The case dates back to 2008, when a swing at the Babbel in Krabbel Kleuterskool in Bredasdorp collapsed on the then five-year-old child, identified in court proceedings only as JE, causing severe traumatic brain damage, including consequences will impact her for the rest of her life.
JE was born in December 2002 and currently lives with a disability. JE’s parent, BE, had filed a lawsuit seeking damages from the MEC.
Before the case reached the Constitutional Court, it had gone through the High Court of the Western Cape which upheld BE’s claim against the MEC.
The MEC sought leave to appeal the High Court’s decision, but the request was denied. The MEC then filed a motion with the SCA, which granted leave to appeal.
The question before the SCA was whether the MEC had a legal obligation to children placed in care settings to take reasonable steps to ensure the safety of the equipment, and whether the MEC was liable for the damage suffered by the child. I ?
The SCA verdict released the MEC from any responsibility for the injuries sustained by the child. He said the MEC was not charged with the primary role of operating the place of care, children’s homes, places of safety and shelters, but of regulating those places.
Dissatisfied with this decision, BE then appealed to the Constitutional Court on the grounds that the SCA had erred in not holding the MEC liable for damages.
BE, argued that the right of children to be received and cared for in safe places of care was so important that it demanded that all who intervene in the lives of children in this context be held accountable for the provision of an appropriate service, effective and efficient service
MEC argued that it and the ministry were only responsible for assisting with registration and overseeing daycare operations to the exclusion of their day-to-day operations.
In a unanimous judgment drafted by Judge Zukisa Tshiqi, the Constitutional Court agreed with the findings and reasoning of the SCA.
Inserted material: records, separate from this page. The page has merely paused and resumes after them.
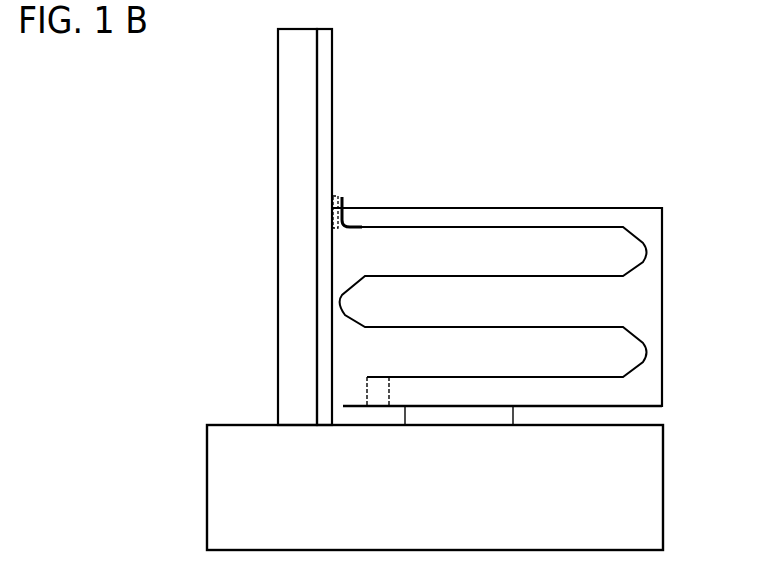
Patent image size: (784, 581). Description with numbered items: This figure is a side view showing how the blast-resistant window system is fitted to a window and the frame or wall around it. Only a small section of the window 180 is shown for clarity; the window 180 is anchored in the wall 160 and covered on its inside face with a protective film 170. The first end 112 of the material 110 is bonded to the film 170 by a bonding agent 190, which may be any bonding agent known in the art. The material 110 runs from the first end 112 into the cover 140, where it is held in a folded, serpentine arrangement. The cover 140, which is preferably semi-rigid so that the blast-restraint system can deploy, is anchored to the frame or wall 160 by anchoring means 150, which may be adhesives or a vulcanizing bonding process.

The material 110 is at (512, 227).
The first end 112 is at (350, 211).
The cover 140 is at (662, 292).
The anchoring means 150 is at (491, 437).
The wall 160 is at (663, 483).
The protective film 170 is at (332, 58).
The window 180 is at (278, 168).
The bonding agent 190 is at (338, 178).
The Constitutional Court held that the legislative framework on which the applicant sought to rely did not impose on the MEC and the department a legal obligation to ensure the safety of play equipment in order to ensure the safety of children in day-to-day ECD centers. based.
He noted that the alleged obligation, if imposed, would create an unrealistic obligation for the MEC to ensure the safety of children in thousands of custody, children’s homes and places of safety nationwide. .
In the circumstances, it ruled that considerations of public order do not favor holding the MEC liable for the damages resulting from JE’s accident.
In the meantime, the MEC had asked the Constitutional Court to reject the application, but without costs against the applicant.